2 Hasan v. Sargent & Lundy, ARB No. 01-001, ALJ No. 2000-ERA-7 (ARB Apr. 30, 2001); Hasan v. Commonwealth Edison Co., ARB Nos. 01-002, 01-003; ALJ Nos. 2000-ERA-8, 2000-ERA-11 (ARB Apr. 23, 2001); Hasan v. Commonwealth Edison Co., ARB No. 01-005, ALJ No. 2000-ERA-13 (ARB Apr. 23, 2001); Hasan v. Burns & Roe Enterprises, Inc., ARB No. 00-080, ALJ No. 2000-ERA-6 (ARB Jan. 30, 2001); Hasan v. Commonwealth Edison Co., ARB No. 00-028; ALJ No. 2000-ERA-1, (ARB Dec. 29, 2000); Hasan v. Intergraph Corp., ARB No. 97-016; ALJ No. 96-ERA-17, (ARB Aug. 6, 1997); Hasan v. Bechtel Power Corp., No. 94-ERA-21 (Sec'y Mar. 16, 1995); Hasan v. Bechtel Power Corp., No. 93-ERA-40 (Sec'y Feb. 13, 1995); Hasan v. System Energy Resources, Inc., No. 89-ERA-36 (Sec'y Sept. 23, 1992); Hasan v. Nuclear Power Services, Inc., No. 86-ERA-24 (Sec'y June 26, 1991); Hasan v. Florida Power & Light Co., ALJ No. 2000-ERA-12 (ALJ Oct. 5, 2000); Hasan v. Stone & Webster Engineers and Constructors, Inc., ARB No. 01-007, ALJ No. 2000-ERA-10 (ALJ Oct. 5, 2000); Hasan v. Wolfe Creek Nuclear Operating Corp., ARB No. 01-006, ALJ No. 2000-ERA-14 (ALJ Oct. 5, 2000); Hasan v. Sargent & Lundy, No. 96-ERA-27 (ALJ Nov. 4, 1996); Hasan v. Bechtel Power Corp., No. 93-ERA-22 (ALJ Dec. 8, 1994); Hasan v. Nuclear Power Services Inc., No. 86-ERA-36 (ALJ July 27, 1989).

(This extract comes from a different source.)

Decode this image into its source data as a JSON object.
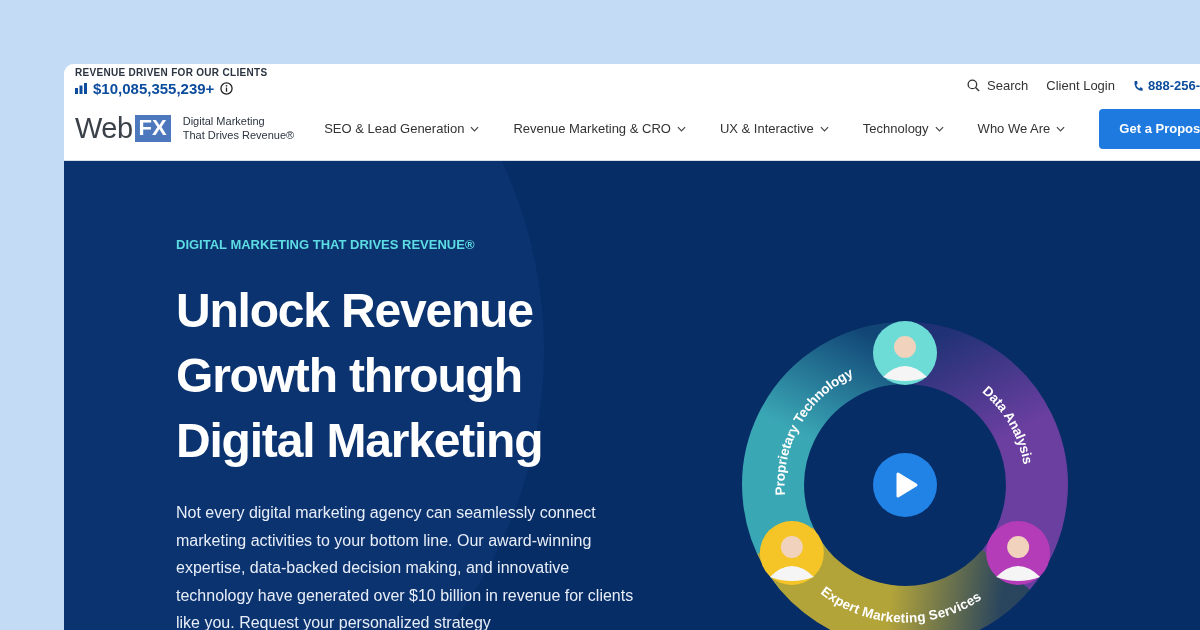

3 OSHA is the agency within the Department of Labor ("DOL") charged with investigating ERA whistleblower complaints. See 29 C.F.R. §§24.4, 24.5 (2000).

4 We infer from this statement that Hasan is alleging that the employees responsible for making hiring decisions learned of his protected activity either from Respondent's counsel or by reading decisions in previous Hasan cases published on the DOL Office of Administrative Law Judges' web site.

5 Hasan asserts on appeal that Respondent had to be aware of his protected activity because he disclosed it in his November 6, 1999 letter. However, Hasan did not raise this argument in response to either Respondent's motion to dismiss or the ALJ's show cause order. We decline to consider this argument for the first time on appeal and, instead, limit our review to the record established before the ALJ.

6 Hasan has raised a number of other arguments in this case. The Board finds those arguments without merit and they do not warrant a separate discussion in this Order.